Ear and nose reconstructions are performed by highly skilled reconstructive surgeons who use a patient's own rib cartilage, and carves it by hand, like a sculptor, to achieve the final ear/nose framework.
- Is highly prone to error and variability between surgeons and even patients of the same surgeon
- Is with limited room for revision due to a finite amount of substrate rib cartilage harvested as part of the operation
- Has high cosmetic and functional implications for suboptimal implications.
- Is time-consuming (increasing procedural cost)
- Requires highly specialized surgical skills, making patient access to this procedure limited
- Consistency of ear and nose shapes across patients supports a simplified and more automated carving process.

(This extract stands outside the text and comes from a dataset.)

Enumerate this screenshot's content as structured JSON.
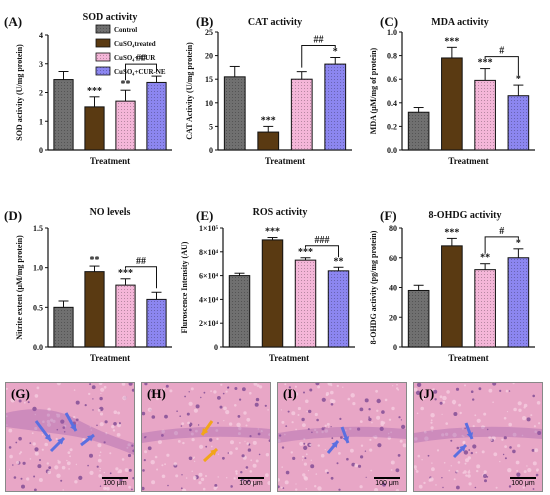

- Inefficiency in cartilage carving increases costs across multiple surgical parameters. Speeding up this process generates value for not only the patient, but the healthcare system.
- Optimal results every time in a standardized manner ensures that all patients can receive functionally and cosmetically appealing results.
- The hand-carving step precludes other trained surgeons from performing this procedure in medically underserved regions.
Our solution: AuryzoN
The AuryzoN Process
- Costal cartilage is harvested by standard surgical technique.
- The cartilage is thinned to specified measurements using the DimensioN device, which also increases the effective amount of cartilage multiple-fold, by creating even-plane cuts of the original substrate.
- The thinned cartilage is placed on a guide cassette in the AuryzoN device, and subsequently cut by the specific cutter cassette suited for the size of the desired ear.
- The cut shapes are then assembled into the auricular superstructure using metal sutures and other fixation materials.
- The completed construct may then be implanted in the surgical bed using standard technique.